An unprecedented breach occurred late last week when Optus, Australia’s second-largest wireless telecommunications carrier, disclosed that it had been breached. The fallout is still materializing, but so far it has been confirmed that 2.8 million Optus customers (former and current) have had personally identifiable information including driver’s licenses and passport numbers leaked.
Optus has over 9.8 million customers out of Australia’s population of over 26 million citizens. It is unknown at this time if the impact of the breach will exceed the 2.8 million reported thus far.
The Australian Cybersecurity Minister Clare O’Neil described the hack as “unprecedented” in Australian history, and “in some countries, such a breach would result in fines amounting to hundreds of millions of dollars.”

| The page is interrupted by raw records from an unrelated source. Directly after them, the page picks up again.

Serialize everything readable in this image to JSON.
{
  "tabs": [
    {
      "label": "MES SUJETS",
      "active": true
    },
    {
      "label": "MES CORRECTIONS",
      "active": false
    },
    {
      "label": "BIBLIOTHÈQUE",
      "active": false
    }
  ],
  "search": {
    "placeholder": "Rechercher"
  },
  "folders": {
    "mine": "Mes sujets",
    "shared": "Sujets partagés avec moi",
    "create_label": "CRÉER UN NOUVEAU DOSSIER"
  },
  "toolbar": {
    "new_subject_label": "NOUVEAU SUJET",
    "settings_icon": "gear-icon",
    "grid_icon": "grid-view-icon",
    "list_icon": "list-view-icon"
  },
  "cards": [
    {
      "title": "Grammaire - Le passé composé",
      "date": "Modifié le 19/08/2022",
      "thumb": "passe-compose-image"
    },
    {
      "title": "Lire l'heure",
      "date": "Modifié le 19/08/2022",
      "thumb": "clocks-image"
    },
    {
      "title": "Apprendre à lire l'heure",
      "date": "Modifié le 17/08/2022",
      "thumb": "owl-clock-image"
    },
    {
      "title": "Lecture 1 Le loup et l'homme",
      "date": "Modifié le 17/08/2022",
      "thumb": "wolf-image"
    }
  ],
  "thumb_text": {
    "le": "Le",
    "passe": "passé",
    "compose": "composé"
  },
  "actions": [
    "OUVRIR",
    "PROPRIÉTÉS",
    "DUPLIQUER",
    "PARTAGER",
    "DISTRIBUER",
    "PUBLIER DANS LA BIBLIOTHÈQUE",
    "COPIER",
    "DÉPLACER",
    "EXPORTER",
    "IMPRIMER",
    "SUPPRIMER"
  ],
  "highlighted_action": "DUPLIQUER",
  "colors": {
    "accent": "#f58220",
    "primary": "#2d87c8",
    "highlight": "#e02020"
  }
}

O’Neil is calling for action in response to the breach, stating that “a very substantial reform task is going to emerge from a breach of this scale and size.”
Jeremy Kirk, a Sydney-based cybersecurity writer concludes that an application programming interface (or API) was left open to the public. Failing to secure this API resulted in data being accessible to anyone in the public, Optus “effectively left the window open for data of this nature to be stolen.”
It is “a basic hack”, Kirk concludes.
Calls for Optus to pay
The Australian government is not mincing words in response, with Prime Minister Anthony Albanese rejecting any notion that Australian taxpayers should help pay for reimbursing impacted Optus customers.
“We believe that Optus should pay, not taxpayers,” Albanese states to Parliament.
Foreign Minister Penny Wong wrote to Optus CEO Kelly Bayer Rosmarin requesting confirmation that Optus would reimburse all costs, not Australian taxpayers.
“There is no justification for these Australians – or for taxpayers…on their behalf – to bear the cost of obtaining a new passport,” Wong wrote.
10,200 customers already at risk
Optus discovered the breach on September 21, and disclosed the breach publicly on September 22.
As is standard in these types of hacks, Optus is providing affected customers with a free 12-month membership to Equifax to monitor personal identify theft and credit inquiries.
The Australian Federal Police (AFP) on Monday, September 26 states it is gathering “crucial evidence” on the hack.
The hacker behind the breach – simply known as “optusdata” – briefly released approximately 10,200 records – increasing the fallout of the hack by revealing PII of affected Optus customers.
The hacker is asking for $1 million as part of an extortion demand, but says aside from the 10,200 records already leaked, the remainder “will not be sold or leaked.”